Weisse Federn flogen in alle Richtungen, während Loki vergeblich versuchte, das Tier ruhig zu stellen.

„Gib sie dem Mädchen wieder zurück. Schau, sie weint schon."

„Soll sie doch greinen! Ich habe Lust auf Gänseleber heute Abend."

Das Mädchen kniete mit tränenerfüllten Augen vor dem Wikinger, ihre Hände zitternd vor sich gefaltet. Sie flehte ihn auf Fränkisch an, das Leben ihrer Gans zu verschonen.

S'il vous plaît, ne faites pas de mal à mon oie!", schluchzte sie.
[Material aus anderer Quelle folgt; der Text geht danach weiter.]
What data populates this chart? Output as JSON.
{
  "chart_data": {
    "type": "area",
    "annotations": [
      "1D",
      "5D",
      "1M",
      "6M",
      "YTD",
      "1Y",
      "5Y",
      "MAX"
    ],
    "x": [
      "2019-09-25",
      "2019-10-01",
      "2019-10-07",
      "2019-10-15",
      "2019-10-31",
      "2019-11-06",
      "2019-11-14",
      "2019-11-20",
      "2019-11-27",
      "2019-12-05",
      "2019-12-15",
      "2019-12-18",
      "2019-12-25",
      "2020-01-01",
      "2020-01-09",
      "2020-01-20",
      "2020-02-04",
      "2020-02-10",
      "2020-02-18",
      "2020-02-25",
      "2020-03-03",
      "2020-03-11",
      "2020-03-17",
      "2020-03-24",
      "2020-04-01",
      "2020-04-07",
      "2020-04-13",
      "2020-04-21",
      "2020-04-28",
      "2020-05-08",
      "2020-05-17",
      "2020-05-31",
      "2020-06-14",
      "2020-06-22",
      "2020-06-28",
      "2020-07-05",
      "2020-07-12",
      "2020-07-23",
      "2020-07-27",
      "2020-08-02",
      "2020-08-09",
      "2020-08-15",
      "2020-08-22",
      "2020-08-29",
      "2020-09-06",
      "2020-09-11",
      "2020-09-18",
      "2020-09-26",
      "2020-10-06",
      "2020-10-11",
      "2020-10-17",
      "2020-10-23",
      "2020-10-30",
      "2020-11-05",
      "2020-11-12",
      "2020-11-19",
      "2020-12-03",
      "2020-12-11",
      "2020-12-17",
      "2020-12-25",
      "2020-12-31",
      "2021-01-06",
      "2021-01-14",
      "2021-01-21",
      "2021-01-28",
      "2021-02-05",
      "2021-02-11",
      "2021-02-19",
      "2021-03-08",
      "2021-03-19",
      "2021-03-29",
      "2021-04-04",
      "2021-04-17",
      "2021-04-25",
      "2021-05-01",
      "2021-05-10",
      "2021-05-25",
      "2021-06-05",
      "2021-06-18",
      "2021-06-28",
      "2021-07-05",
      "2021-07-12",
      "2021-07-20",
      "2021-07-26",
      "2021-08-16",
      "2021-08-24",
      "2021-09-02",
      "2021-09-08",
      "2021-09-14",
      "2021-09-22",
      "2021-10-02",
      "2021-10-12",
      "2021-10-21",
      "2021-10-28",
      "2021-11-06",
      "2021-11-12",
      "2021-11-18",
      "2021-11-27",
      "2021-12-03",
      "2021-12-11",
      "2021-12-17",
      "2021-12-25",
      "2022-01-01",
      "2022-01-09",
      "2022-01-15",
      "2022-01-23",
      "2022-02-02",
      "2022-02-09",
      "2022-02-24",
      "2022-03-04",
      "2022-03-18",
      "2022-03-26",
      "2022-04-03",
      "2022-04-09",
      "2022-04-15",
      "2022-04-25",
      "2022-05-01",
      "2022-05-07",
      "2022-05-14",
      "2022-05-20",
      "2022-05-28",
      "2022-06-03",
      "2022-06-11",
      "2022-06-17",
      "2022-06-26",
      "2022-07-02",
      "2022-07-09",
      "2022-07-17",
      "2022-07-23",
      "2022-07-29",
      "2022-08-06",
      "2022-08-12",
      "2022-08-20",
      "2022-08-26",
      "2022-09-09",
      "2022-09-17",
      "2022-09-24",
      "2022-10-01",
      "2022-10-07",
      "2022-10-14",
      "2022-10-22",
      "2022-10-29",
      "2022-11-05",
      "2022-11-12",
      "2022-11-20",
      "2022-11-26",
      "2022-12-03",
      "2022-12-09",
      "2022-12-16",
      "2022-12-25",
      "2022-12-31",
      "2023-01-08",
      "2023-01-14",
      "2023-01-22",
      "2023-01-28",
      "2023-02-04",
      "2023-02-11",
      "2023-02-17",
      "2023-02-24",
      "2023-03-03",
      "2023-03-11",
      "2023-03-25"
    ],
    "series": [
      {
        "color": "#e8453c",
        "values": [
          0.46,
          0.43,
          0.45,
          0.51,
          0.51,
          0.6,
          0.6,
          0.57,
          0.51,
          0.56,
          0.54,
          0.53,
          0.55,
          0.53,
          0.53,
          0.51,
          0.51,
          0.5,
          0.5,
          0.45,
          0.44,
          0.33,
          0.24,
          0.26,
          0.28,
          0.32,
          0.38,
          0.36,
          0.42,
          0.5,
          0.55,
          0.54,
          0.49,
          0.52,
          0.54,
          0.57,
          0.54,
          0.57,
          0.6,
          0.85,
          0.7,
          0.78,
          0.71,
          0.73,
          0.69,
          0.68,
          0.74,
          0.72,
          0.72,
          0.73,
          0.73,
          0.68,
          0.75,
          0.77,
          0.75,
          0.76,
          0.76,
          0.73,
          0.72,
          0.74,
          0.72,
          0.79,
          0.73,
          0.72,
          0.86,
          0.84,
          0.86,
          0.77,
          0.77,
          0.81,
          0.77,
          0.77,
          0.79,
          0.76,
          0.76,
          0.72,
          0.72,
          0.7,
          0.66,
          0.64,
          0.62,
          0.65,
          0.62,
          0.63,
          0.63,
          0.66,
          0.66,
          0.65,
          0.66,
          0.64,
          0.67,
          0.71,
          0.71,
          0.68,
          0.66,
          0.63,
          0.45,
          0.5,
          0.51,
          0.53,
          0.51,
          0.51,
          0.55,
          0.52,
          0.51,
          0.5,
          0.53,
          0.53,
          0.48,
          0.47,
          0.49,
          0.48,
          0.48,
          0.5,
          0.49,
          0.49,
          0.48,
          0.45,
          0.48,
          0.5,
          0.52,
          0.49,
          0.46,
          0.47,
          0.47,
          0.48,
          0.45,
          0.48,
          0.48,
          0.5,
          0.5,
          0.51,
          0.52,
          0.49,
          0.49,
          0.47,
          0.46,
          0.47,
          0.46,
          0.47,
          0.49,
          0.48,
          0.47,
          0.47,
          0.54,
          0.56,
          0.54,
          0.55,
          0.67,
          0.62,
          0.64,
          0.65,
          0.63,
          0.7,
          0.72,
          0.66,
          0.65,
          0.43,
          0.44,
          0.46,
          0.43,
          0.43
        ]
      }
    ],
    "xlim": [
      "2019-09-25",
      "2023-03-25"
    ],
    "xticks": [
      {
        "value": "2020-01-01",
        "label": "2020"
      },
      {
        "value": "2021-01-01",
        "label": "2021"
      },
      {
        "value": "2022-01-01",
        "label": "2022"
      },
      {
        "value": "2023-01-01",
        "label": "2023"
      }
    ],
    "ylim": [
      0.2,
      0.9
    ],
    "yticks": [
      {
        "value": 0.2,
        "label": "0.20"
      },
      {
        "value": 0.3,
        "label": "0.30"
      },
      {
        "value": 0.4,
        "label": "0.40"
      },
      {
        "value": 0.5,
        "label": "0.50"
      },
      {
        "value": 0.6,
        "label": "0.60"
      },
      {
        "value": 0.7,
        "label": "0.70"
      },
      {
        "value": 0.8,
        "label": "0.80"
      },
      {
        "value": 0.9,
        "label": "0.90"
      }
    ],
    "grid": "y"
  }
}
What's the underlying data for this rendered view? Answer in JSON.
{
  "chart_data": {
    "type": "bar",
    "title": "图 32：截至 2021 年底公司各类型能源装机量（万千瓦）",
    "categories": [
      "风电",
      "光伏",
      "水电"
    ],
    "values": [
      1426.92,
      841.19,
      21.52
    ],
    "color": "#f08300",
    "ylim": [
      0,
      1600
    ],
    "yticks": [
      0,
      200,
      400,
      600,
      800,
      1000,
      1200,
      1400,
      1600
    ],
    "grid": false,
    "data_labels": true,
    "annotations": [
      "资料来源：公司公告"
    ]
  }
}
Sie war hübsch, musste er sich eingestehen. Ihre braunen Haare umrandeten ihr rundes Gesicht und ihre faszinierenden, dunkelbraunen Augen glänzten unschuldig hinter den Tränen. Loki fielen nebst ihrem entzückenden Gesicht auch die grosszügigen, weiblichen Rundungen auf. Ein richtiges Bauernmädchen eben, mit Fleisch an den Knochen, wo man noch was zu greifen hatte. Das waren Formen, die er mit seinen Händen nur allzu gerne hätte ertasten wollen, wäre es ihm nicht verboten worden. Er knurrte laut, um seinem Frust Luft zu verschaffen. Da donnerte derselbe Befehl auf ihn herab:

„Loki, ich sag es nur noch einmal! Lass die Gans und gib sie der Kleinen zurück."

„Mensch, Rurik! Du verdirbst mir auch jeden Spass!", jammerte Loki und liess das Federvieh auf den Boden fallen.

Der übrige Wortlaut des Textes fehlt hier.